On the other hand, Weir said he was "deeply disturbed to learn there had been an exchange of arms with Iran and that Oliver North had been directly involved with that. That was disturbing."

Weir, who was a missionary of the Presbyterian Church (U.S.A.) to Lebanon, had spent "long years advocating that we not supply arms to countries in the Middle East, and to Israel, in particular."

Being released in exchange for an undercover shipment of arms held a particular irony for him.

So, you won't see Weir in a North campaign ad like the one featuring another former hostage, David Jacobsen.

In the TV commercial, Jacobsen thanks North for saving his life and lauds him as "one of the finest men I have ever known."

Weir was the second of seven politically motivated kidnappings in Lebanon in 1984 and 1985.

While walking with his wife on May 8, 1984, near their Beirut home, Weir was forced into the back of a car. It was 16 months before his Lebanese Shiite Muslim captors released him in the middle of the night on a dark Beirut street.
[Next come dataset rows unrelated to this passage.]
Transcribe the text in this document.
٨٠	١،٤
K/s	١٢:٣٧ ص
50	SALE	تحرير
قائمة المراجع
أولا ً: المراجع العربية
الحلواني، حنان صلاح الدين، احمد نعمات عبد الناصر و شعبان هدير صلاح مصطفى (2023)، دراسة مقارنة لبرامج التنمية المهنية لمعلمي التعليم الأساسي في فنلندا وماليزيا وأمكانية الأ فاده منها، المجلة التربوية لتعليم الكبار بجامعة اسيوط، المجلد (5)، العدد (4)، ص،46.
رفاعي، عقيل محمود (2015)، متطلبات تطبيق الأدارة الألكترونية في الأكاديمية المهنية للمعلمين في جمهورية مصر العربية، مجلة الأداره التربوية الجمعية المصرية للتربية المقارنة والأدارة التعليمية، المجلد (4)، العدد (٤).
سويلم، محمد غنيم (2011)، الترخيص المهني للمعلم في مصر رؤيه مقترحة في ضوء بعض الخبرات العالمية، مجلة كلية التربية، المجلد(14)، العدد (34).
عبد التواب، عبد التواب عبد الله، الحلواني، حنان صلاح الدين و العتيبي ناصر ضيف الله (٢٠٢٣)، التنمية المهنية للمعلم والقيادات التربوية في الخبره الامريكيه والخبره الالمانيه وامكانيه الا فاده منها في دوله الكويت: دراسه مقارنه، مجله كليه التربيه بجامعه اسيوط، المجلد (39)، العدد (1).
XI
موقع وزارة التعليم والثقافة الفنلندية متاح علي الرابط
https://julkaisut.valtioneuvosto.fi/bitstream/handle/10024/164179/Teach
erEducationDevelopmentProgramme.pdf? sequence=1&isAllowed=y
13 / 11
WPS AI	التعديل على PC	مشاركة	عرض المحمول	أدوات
Today, Weir says he does not know any more about North's activities "than the average person who reads the newspapers or watches TV knows."

Weir, 70, now lives in Oakland, Calif., and just three months ago retired from teaching at the San Francisco Theological Seminary. He served as moderator or president of the Presbyterian Church (U.S.A.) the year after he was released.

Though he doesn't routinely keep up with the other hostages who were released after him, Weir said he did talk to the Rev. Terry Waite "last week for several hours."

Waite, an Anglican clergyman working for the Archbishop of Canterbury, was kidnapped in October 1987 while attempting to negotiate for the hostages' release.

Weir said Waite told him he was "deeply disappointed. He felt he had been misled and misinformed and used" by North.

Waite acknowledges working with North, but denies knowing that North was dealing in arms.

Weir also says he is disappointed by North's admissions of misleading congressmen and disturbed that so many of North's former co-workers and supervisors have "felt he was not trustworthy."

Still, Weir says, "I've not had any close long-term relationship" with North, so "I am not in any great position to comment."